Single by Yorushika

from the EP Creation
- Language: Japanese
- Released: January 9, 2021
- Genre: J-pop
- Length: 4:50
- Label: Universal J
- Songwriter: N-buna
- Producer: N-buna

Yorushika singles chronology
| "Eat the Wind" (2020) | "Spring Thief" (2021) | "Matasaburō" (2021) |

Music video
- "Spring Thief" on YouTube

= Spring Thief =

"Spring Thief" (春泥棒, Haru Dorobō) is song by Japanese duo Yorushika from their third extended play Creation (2021).
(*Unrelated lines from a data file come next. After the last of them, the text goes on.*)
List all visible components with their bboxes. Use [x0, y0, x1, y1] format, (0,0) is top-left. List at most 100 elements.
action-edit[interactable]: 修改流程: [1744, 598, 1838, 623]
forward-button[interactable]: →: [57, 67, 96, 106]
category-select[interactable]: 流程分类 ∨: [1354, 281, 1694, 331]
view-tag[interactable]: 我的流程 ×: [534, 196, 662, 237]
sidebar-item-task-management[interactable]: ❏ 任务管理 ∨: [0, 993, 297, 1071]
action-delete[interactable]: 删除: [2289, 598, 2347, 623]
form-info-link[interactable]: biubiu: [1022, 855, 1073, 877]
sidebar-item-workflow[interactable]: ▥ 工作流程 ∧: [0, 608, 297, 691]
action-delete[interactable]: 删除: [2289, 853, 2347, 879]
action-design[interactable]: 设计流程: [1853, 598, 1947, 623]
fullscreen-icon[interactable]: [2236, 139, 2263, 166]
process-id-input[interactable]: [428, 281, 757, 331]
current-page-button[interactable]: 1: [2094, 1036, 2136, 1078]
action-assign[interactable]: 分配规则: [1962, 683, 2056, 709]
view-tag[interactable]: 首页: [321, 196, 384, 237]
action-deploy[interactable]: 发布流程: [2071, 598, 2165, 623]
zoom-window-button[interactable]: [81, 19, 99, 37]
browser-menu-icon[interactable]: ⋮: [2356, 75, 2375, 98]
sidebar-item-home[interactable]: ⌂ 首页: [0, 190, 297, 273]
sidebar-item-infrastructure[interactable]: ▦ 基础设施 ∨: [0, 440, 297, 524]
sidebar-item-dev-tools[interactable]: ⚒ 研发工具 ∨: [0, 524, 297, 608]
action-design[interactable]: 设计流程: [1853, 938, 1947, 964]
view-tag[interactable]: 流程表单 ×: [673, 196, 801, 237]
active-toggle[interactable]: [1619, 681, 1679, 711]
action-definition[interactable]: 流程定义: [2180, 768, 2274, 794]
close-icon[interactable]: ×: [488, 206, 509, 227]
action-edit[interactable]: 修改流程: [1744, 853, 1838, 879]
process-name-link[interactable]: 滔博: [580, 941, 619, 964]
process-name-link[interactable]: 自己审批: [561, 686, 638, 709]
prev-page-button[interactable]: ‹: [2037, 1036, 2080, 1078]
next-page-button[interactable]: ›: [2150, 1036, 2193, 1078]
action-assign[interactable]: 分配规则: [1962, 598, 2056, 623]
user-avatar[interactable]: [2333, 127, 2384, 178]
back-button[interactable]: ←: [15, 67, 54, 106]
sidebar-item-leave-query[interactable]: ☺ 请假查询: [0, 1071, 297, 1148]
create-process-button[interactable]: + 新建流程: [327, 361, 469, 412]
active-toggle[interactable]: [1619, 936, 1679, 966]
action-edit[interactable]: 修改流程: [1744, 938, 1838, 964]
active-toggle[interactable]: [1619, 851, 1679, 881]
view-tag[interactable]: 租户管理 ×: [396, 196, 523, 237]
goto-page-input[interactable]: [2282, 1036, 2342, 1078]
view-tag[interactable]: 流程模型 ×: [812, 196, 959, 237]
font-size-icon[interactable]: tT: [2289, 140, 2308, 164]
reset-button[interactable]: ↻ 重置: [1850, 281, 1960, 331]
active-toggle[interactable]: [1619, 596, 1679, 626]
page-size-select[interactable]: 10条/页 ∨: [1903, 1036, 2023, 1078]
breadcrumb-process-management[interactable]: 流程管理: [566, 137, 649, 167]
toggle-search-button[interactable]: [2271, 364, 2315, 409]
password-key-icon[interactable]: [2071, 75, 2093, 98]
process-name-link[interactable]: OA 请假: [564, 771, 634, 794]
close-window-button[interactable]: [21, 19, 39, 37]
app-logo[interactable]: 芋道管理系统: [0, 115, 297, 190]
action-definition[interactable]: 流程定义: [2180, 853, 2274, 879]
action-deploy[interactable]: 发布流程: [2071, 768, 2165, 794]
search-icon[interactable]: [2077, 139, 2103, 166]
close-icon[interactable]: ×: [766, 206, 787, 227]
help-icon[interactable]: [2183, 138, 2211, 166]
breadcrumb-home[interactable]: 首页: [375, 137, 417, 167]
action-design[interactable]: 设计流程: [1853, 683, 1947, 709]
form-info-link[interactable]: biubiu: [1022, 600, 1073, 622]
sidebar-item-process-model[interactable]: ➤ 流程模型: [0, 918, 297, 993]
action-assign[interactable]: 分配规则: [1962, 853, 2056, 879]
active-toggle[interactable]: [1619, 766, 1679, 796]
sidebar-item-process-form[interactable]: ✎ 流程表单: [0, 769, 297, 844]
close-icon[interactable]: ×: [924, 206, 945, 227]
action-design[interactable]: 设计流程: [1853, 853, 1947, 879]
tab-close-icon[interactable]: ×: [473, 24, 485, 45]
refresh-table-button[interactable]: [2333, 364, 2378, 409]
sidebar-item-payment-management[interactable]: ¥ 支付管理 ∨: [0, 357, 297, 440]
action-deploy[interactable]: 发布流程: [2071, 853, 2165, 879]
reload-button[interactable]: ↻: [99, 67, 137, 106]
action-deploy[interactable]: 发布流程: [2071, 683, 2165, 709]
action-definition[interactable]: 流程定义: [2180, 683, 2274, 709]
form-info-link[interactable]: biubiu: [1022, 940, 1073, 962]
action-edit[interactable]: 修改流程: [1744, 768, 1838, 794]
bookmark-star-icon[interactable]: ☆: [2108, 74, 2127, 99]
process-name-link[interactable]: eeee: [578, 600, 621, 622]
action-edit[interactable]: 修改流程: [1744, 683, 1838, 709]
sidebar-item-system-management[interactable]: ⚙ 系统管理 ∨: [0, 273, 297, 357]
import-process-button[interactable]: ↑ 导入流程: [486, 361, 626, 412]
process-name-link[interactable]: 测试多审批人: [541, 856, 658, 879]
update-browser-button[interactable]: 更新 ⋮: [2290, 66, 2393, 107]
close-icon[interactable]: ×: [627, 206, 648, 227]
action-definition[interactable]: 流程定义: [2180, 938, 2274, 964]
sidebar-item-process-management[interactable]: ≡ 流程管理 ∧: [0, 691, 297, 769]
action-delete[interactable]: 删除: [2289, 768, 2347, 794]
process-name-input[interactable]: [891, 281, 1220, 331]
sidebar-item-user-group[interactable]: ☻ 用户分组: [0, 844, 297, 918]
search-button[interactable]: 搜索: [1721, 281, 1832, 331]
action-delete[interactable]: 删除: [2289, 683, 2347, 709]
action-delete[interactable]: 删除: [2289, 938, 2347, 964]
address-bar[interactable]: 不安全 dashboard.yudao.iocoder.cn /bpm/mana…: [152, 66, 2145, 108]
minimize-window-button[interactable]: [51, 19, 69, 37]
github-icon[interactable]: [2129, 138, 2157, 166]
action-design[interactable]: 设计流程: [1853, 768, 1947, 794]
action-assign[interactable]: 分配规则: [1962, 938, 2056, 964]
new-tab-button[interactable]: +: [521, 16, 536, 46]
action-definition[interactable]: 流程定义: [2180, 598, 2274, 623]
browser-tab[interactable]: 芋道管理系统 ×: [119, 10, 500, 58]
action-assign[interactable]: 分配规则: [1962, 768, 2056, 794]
It was released as a single through Universal J on January 9, 2021. Commercially, the song peaked at number 27 on the Oricon Combined Singles Chart and number 23 on the Billboard Japan Hot 100, and received platinum certification for streaming by the Recording Industry Association of Japan (RIAJ).

==Background and release==

On March 20, 2020, Yorushika's "Spring Thief" first appeared as a jingle for Taisei Corporation commercial "Myanmar". Eight months later, on November 26, Yorushika announced the EP Creation, to be released on January 27 the next year, which was included "Spring Thief". The song was available digitally ahead of the EP on January 9, 2021.

==Lyrics and composition==

According to N-buna, a lone zelkova tree in Showa Memorial Park that he want it to be cherry blossoms inspired him to write the song by comparing the spring wind that scatters the cherry blossoms as "spring thief". Lyrically, "Spring Thief" depicts life's transience, unlike songs related to spring in general. Writing for Billboard Japan, Mao Komachi speculated that the song has a nuance of stealing a life.

==Music video==

Kohta Morie directed an accompanying animated music video for "Spring Thief", premiered on the same day as the single. A sequel to "Plagiarism" music video, the story follows wife's perspective of a male protagonist. It shows a dog, who had been interested in the wife, gradually becoming less responsive to her, and she running to the husband on the train, but unable to catch up with him.

==Charts==

===Weekly charts===

Weekly chart performance for "Spring Thief"
| Chart (2021) | Peak position |
|---|---|
| Japan (Japan Hot 100) | 23 |
| Japan Combined Singles (Oricon) | 27 |

===Year-end charts===

Year-end chart performance for "Spring Thief"
| Chart (2021) | Position |
|---|---|
| Japan (Japan Hot 100) | 72 |

==Certifications==

Certifications for "Spring Thief"
| Region | Certification | Certified units/sales |
| Japan (RIAJ) | Gold | 100,000^{*} |
Streaming
| Japan (RIAJ) | 2× Platinum | 200,000,000^{†} |
^{*} Sales figures based on certification alone. ^{†} Streaming-only figures based on certification alone.